E, fundamentalmente, as respostas que os movimentos sociais, os povos, os trabalhadores e os setores oprimidos darão a essa crise terão um peso fundamental. Não basta a Biden e às potências imperialistas ocidentais ignorarem a crise econômica e social do último período, especialmente com a pandemia. Não basta se apresentarem como superação sobre o Trumpismo e à proliferação de alternativas ultranacionalistas e de extrema-direita no último período. As contradições estão postas, e não serão resolvidas com facilidade.
Nenhuma ilusão em Biden ou na “nova cara” do imperialismo. Apoiar e unificar as lutas dos trabalhadores e povos em todo o planeta
O discurso do imperialismo mudou bastante no último período. As reuniões do G7 da OTAN somente confirmaram essa reorientação, que está sendo posta em prática. De forma distinta a seu antecessor Trump, Joe Biden se baseia em um discurso onde inclui temas como “diversidade”, “multiculturalismo”, “respeito a minorias”, dentre outros. Acena para a questão ambiental de forma também distinta a de Trump, que negava o tema de forma agressiva e ultrarreacionária. Sua retórica de combate à China também é cuidadosamente diferenciada, seus pontos centrais são o “ataque à democracia e liberdades”, respeito às minorias etc. O imperialismo se apropria de um discurso mais democrático e inclusivo, diferente do ultra reacionarismo de Trump e da extrema-direita – e pode com isso dar a falsa impressão (até por contraste) de ser um aliado dos trabalhadores e dos povos no novo cenário global.
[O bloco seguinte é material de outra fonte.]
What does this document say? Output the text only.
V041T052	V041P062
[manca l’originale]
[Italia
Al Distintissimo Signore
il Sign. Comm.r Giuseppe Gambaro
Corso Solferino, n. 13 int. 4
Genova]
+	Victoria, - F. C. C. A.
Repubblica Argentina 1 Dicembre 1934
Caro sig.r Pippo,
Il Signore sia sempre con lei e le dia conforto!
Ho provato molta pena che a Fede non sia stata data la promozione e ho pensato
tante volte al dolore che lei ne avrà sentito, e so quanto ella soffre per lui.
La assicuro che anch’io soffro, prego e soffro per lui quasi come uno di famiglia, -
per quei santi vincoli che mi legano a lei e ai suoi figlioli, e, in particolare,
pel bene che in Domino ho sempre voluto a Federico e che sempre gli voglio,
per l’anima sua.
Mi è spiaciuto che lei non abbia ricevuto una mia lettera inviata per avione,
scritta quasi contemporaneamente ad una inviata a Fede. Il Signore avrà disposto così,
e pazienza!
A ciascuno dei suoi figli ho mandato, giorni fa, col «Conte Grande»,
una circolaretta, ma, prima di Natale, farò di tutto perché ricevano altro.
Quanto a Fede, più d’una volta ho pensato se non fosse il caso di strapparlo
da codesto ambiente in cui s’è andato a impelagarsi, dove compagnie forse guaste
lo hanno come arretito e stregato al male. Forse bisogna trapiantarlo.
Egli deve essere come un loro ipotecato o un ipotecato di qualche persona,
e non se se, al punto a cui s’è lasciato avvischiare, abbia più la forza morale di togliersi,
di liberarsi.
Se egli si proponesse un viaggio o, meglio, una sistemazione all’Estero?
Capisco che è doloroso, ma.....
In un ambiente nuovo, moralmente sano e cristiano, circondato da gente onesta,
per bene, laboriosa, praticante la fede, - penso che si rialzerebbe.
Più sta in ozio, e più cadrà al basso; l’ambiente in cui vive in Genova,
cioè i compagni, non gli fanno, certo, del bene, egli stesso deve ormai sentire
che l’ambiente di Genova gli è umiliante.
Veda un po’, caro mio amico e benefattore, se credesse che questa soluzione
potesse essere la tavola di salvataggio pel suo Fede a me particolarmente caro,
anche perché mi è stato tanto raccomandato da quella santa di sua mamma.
O imperialismo se apropria de um discurso mais democrático e inclusivo, diferente do ultra reacionarismo de Trump e da extrema-direita – e pode com isso dar a falsa impressão (até por contraste) de ser um aliado dos trabalhadores e dos povos no novo cenário global.
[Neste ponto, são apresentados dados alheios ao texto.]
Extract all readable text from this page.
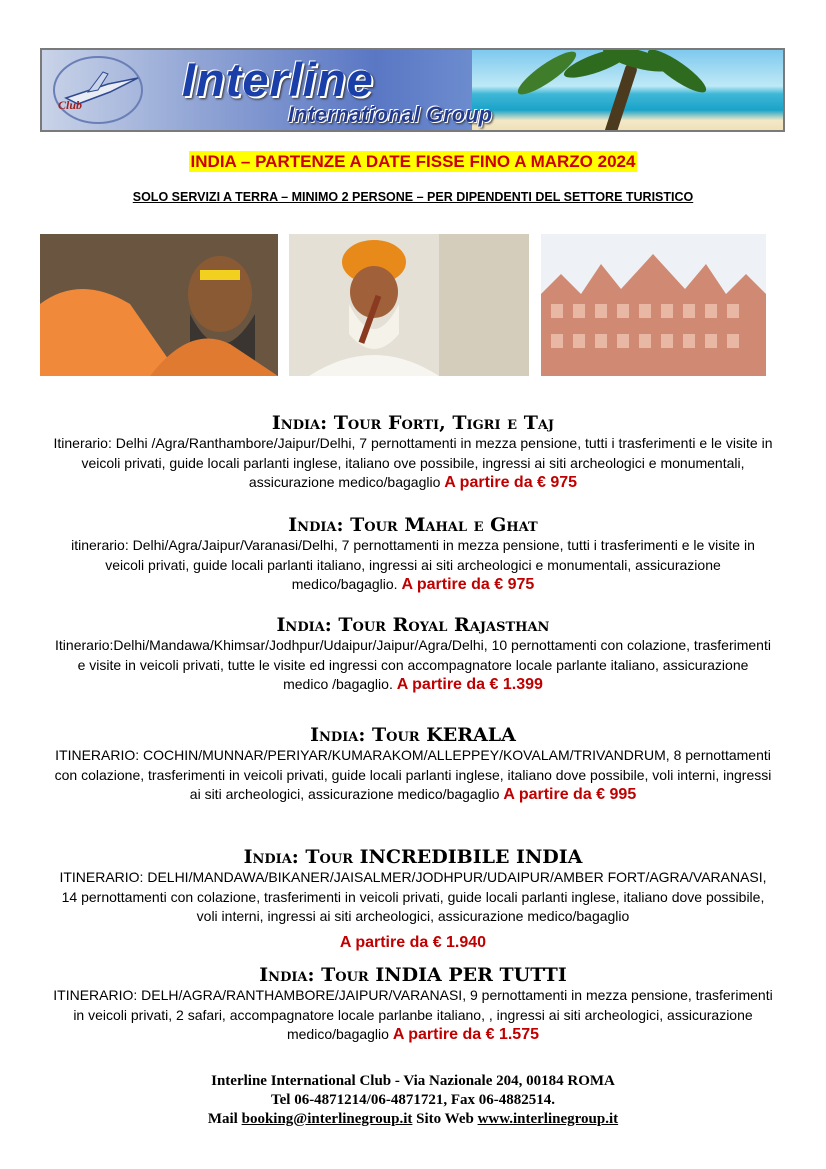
Club Interline
International Group
INDIA – PARTENZE A DATE FISSE FINO A MARZO 2024
SOLO SERVIZI A TERRA – MINIMO 2 PERSONE – PER DIPENDENTI DEL SETTORE TURISTICO
India: Tour Forti, Tigri e Taj

Itinerario: Delhi /Agra/Ranthambore/Jaipur/Delhi, 7 pernottamenti in mezza pensione, tutti i trasferimenti e le visite in veicoli privati, guide locali parlanti inglese, italiano ove possibile, ingressi ai siti archeologici e monumentali, assicurazione medico/bagaglio A partire da € 975

India: Tour Mahal e Ghat

itinerario: Delhi/Agra/Jaipur/Varanasi/Delhi, 7 pernottamenti in mezza pensione, tutti i trasferimenti e le visite in veicoli privati, guide locali parlanti italiano, ingressi ai siti archeologici e monumentali, assicurazione medico/bagaglio. A partire da € 975

India: Tour Royal Rajasthan

Itinerario:Delhi/Mandawa/Khimsar/Jodhpur/Udaipur/Jaipur/Agra/Delhi, 10 pernottamenti con colazione, trasferimenti e visite in veicoli privati, tutte le visite ed ingressi con accompagnatore locale parlante italiano, assicurazione medico /bagaglio. A partire da € 1.399

India: Tour KERALA

ITINERARIO: COCHIN/MUNNAR/PERIYAR/KUMARAKOM/ALLEPPEY/KOVALAM/TRIVANDRUM, 8 pernottamenti con colazione, trasferimenti in veicoli privati, guide locali parlanti inglese, italiano dove possibile, voli interni, ingressi ai siti archeologici, assicurazione medico/bagaglio A partire da € 995

India: Tour INCREDIBILE INDIA

ITINERARIO: DELHI/MANDAWA/BIKANER/JAISALMER/JODHPUR/UDAIPUR/AMBER FORT/AGRA/VARANASI, 14 pernottamenti con colazione, trasferimenti in veicoli privati, guide locali parlanti inglese, italiano dove possibile, voli interni, ingressi ai siti archeologici, assicurazione medico/bagaglio
A partire da € 1.940

India: Tour INDIA PER TUTTI

ITINERARIO: DELH/AGRA/RANTHAMBORE/JAIPUR/VARANASI, 9 pernottamenti in mezza pensione, trasferimenti in veicoli privati, 2 safari, accompagnatore locale parlanbe italiano, , ingressi ai siti archeologici, assicurazione medico/bagaglio A partire da € 1.575

Interline International Club - Via Nazionale 204, 00184 ROMA
Tel 06-4871214/06-4871721, Fax 06-4882514.
Mail booking@interlinegroup.it Sito Web www.interlinegroup.it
Mas isso não é verdade. Essa mudança é para recuperar terreno perdido no desastroso modelo anterior. O que Biden e o imperialismo projetam é garantir a retomada da taxa de lucros, da super-exploração, da dominação dos povos. É garantir que os ricos continuem ficando mais ricos, enquanto a maioria da população cada vez mais apertada, endividada, trabalhando precariamente etc. Que a desigualdade, dentro de seus próprios países e na escala internacional, e a exploração predatória do meio ambiente sejam o combustível de seus lucros e poder.
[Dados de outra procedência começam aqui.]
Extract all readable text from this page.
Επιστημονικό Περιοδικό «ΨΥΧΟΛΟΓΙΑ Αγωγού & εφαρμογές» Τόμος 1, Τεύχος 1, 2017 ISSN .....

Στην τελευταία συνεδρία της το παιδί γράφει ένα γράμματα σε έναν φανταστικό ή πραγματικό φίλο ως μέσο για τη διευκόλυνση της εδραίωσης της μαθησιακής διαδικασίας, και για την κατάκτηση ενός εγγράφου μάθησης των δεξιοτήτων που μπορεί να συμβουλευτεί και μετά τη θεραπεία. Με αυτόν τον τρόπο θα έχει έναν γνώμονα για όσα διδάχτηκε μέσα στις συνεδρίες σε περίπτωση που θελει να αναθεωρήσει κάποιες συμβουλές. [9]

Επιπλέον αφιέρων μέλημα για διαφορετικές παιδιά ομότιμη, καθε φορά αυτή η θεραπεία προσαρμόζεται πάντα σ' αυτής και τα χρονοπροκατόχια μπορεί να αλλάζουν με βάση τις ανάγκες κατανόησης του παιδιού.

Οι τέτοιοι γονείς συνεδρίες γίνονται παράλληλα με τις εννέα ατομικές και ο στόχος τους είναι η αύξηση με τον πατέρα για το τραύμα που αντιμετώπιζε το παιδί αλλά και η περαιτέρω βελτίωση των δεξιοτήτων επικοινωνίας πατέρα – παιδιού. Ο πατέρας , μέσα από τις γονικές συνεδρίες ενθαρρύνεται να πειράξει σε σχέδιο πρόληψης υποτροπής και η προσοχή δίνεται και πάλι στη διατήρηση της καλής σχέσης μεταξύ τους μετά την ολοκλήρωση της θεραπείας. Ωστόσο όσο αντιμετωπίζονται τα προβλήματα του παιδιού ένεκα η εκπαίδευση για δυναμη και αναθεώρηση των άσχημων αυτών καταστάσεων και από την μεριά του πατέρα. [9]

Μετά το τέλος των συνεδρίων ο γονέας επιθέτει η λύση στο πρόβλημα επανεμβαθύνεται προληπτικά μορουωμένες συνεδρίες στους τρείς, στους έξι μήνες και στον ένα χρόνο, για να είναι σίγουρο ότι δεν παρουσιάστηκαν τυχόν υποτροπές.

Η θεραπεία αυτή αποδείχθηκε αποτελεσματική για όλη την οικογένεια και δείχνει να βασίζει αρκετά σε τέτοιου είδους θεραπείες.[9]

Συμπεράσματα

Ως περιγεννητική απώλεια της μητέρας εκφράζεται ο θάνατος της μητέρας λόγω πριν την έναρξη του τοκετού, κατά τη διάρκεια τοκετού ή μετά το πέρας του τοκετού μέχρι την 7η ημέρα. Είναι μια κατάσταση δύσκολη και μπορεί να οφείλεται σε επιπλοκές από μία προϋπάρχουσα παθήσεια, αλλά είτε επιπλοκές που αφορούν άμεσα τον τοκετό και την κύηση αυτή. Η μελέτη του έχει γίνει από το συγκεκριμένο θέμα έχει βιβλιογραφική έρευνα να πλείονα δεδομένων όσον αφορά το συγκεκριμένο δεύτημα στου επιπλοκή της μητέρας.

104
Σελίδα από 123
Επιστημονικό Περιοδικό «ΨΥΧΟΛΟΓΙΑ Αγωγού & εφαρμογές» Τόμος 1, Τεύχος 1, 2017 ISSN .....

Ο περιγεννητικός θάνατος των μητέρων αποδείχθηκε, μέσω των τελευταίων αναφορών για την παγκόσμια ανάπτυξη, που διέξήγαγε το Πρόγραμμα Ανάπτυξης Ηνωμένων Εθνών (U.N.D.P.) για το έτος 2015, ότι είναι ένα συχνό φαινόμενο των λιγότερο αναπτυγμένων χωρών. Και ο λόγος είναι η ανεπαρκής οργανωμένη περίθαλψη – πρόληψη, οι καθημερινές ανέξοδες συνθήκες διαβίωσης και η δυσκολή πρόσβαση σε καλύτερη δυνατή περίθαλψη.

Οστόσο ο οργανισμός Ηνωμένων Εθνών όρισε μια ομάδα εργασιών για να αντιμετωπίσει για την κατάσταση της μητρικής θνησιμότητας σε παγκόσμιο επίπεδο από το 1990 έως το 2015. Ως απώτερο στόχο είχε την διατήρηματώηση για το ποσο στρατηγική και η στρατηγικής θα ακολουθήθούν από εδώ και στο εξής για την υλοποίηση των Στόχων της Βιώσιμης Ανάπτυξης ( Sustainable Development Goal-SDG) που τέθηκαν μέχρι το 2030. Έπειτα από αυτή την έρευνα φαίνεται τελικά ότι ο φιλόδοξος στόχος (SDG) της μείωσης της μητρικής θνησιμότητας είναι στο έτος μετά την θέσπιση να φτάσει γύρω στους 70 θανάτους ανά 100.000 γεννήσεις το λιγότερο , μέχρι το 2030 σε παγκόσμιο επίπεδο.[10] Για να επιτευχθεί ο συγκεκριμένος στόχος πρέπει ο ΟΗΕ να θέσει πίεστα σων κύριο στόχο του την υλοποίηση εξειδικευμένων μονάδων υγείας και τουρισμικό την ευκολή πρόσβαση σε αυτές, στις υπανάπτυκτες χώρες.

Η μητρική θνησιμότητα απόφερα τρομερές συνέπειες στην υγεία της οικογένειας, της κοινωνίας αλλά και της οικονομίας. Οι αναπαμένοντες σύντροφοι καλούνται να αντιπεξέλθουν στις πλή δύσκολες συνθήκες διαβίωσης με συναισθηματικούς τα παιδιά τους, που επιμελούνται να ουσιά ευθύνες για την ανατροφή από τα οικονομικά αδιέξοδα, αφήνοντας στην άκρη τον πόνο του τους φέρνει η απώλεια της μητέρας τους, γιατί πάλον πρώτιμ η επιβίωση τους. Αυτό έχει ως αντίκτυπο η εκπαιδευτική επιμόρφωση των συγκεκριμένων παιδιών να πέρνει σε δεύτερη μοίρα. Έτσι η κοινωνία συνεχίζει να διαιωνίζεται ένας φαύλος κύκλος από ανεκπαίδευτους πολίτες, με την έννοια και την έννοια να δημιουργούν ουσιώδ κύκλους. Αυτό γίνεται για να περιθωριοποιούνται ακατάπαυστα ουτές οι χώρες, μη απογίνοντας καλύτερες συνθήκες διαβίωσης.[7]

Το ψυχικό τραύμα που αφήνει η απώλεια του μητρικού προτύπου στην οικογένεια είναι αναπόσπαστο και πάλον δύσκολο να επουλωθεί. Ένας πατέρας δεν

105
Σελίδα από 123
Tampouco a alternativa é enxergar o novo imperialismo chinês como um campo “progressivo”, aliado ou “anti-imperialista”. O capital chinês disputa a hegemonia com o imperialismo norte-americano e ocidental, e tem projeto similar. Basta observar o nível de exploração dos trabalhadores nesses países, como tratam minorias étnicas ou religiosas, a questão ambiental e as liberdades democráticas.
A solução também vem aparecendo, nas ruas, neste último período. Ela está nas respostas do movimento antirracista dos EUA ao assassinato de George Floyd há um ano atrás, e as lutas que seguem no país desde então. As lutas de jovens e trabalhadores em várias partes do mundo contra a violência policial, como na Nigéria, na França e na Indonésia. Na greve dos 200 milhões de trabalhadores indianos, na resistência de Myanmar contra o golpe e a ditadura. Nas lutas feministas, dos imigrantes, ambientais. E nos inúmeros exemplos de vários países da América Latina, como o Chile, a Colômbia, o Paraguai, Peru, Bolívia – dentre outros. É com a continuidade e crescimento dessas lutas, combinando seus elementos iniciais com uma agenda anticapitalista e seus governos de plantão, que pode levar os trabalhadores e a maioria da população a transformarmos essa realidade e dizer que os 99% não vão pagar a conta de mais essa crise. O imperialismo tem seu projeto de nova ordem mundial, e de como será o mundo após a pandemia – mas esse jogo está apenas começando.